Vodafone Group, the world's second largest mobile phone company, today confirmed media reports that it is in takeover talks with Germany's biggest cable operator Kabel Deutschland Holding AG (KD).

Media had this week speculated that the London-based mobile-phone company is in talks to buy KD in a €7 billion ($9.3 billion) deal in order to strengthen its triple-play offering of TV, mobile and broadband.

"Vodafone Group Plc notes the recent speculation regarding a potential offer for Kabel Deutschland Holding AG and confirms that it has made a preliminary approach to KD regarding a possible offer for the company," Vodafone said in a statement.

"There is no certainty that any offer will ultimately be made nor as to the terms on which any such offer might be made," Vodafone added.

Shares of KD have risen 27 per cent after Vodafone's interest first surfaced four months ago.

Vodafone had in February had also said that it was in discussions with KD, but the talks failed after the German cable operator's CEO, Adrian von Hammerstein rejected Vodafone's informal offer as too low.

By seeking to acquire the biggest cable provider in Germany, with 8.5 million connected households, Vodafone would add fast fixed-line services to its mobile offerings and prevent the asset's purchase from John Malone's Liberty Global Inc, which had also evinced interest.

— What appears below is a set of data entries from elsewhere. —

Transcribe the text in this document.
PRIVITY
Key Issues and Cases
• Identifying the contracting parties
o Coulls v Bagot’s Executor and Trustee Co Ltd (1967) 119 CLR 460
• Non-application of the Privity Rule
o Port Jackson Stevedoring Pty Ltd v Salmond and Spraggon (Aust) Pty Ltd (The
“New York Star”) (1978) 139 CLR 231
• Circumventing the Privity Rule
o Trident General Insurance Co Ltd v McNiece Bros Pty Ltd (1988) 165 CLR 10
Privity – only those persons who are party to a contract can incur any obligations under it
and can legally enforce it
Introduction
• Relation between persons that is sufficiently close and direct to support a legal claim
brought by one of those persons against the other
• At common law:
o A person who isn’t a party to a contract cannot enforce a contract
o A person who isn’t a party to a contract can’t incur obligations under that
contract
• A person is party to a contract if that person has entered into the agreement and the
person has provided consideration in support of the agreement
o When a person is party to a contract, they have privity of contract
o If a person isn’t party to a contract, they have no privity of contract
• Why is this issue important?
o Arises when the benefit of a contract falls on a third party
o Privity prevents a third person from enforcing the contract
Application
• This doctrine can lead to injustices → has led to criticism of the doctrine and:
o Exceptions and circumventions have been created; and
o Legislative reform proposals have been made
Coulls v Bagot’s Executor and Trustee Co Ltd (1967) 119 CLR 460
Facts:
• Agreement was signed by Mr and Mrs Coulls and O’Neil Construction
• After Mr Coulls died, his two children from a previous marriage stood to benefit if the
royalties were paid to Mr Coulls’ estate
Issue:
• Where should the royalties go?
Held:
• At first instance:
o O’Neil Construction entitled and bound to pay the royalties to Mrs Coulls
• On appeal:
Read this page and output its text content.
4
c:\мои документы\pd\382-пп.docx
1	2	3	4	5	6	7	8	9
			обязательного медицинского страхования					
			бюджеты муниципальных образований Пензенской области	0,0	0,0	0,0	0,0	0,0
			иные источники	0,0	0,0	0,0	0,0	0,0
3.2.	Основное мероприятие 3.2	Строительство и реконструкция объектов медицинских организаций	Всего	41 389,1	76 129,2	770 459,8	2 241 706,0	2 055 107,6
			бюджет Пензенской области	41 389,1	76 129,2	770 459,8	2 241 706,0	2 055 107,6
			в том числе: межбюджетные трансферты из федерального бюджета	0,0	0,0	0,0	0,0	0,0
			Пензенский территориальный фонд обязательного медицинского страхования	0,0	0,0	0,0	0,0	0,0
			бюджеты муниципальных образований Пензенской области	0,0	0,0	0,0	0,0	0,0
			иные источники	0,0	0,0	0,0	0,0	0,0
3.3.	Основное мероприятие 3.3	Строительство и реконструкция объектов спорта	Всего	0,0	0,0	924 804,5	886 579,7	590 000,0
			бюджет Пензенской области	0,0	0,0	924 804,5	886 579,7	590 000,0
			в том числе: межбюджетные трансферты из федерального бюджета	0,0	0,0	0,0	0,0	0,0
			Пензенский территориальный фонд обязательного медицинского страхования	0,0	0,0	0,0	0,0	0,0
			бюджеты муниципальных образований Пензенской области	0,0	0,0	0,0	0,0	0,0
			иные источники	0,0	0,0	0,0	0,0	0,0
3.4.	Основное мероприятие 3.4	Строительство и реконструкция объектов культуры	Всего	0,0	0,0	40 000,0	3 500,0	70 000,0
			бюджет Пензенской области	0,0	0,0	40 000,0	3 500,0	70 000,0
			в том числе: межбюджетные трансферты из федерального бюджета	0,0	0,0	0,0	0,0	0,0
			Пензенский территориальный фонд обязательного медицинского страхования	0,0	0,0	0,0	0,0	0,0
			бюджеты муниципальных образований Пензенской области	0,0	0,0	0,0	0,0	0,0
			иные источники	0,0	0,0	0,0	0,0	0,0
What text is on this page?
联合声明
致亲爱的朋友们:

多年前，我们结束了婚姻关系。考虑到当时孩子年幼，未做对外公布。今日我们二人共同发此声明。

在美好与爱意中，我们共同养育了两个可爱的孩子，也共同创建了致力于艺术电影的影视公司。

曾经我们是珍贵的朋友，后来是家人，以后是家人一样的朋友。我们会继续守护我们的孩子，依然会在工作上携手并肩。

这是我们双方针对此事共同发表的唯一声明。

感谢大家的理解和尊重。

KD offers digital, high definition (HD) and analog TV, Pay TV and DVR offerings, Video on Demand, broadband and fixed-line phone services via cable as well as mobile services.

The publicly listed company operates cable networks in 13 German federal states and supplies its services to approximately 8.5 million households.

The company has approximately 3,500 employees, market capitalisation of €6.6 billion, and annual turnover of €1.7 billion.

Two of the telecom industry's biggest names are involved in the Vodafone- Kabel deal - Vittorio Colao, long-serving chief executive of Vodafone, and KD chairman Tony Ball, former boss of British pay-TV giant BSkyB.

Vodafone emerged as a market leader in mobile in Germany following its huge, £112 billion merger with Mannessmann in 2000, a deal that turned out to be hugely over-inflated.

According to industry experts consumers were increasingly looking to a single company providers for phone, broadband, mobile and TV known as ''triple play'' or ''quad play.''

They say triple-play operators were increasingly taking share in mobile, whereas mobile operators including Vodafone had failed to win significant share in the triple-play segment.

They say Vodafone could expect ''significant synergies'' if it bought Kabel Deutschland.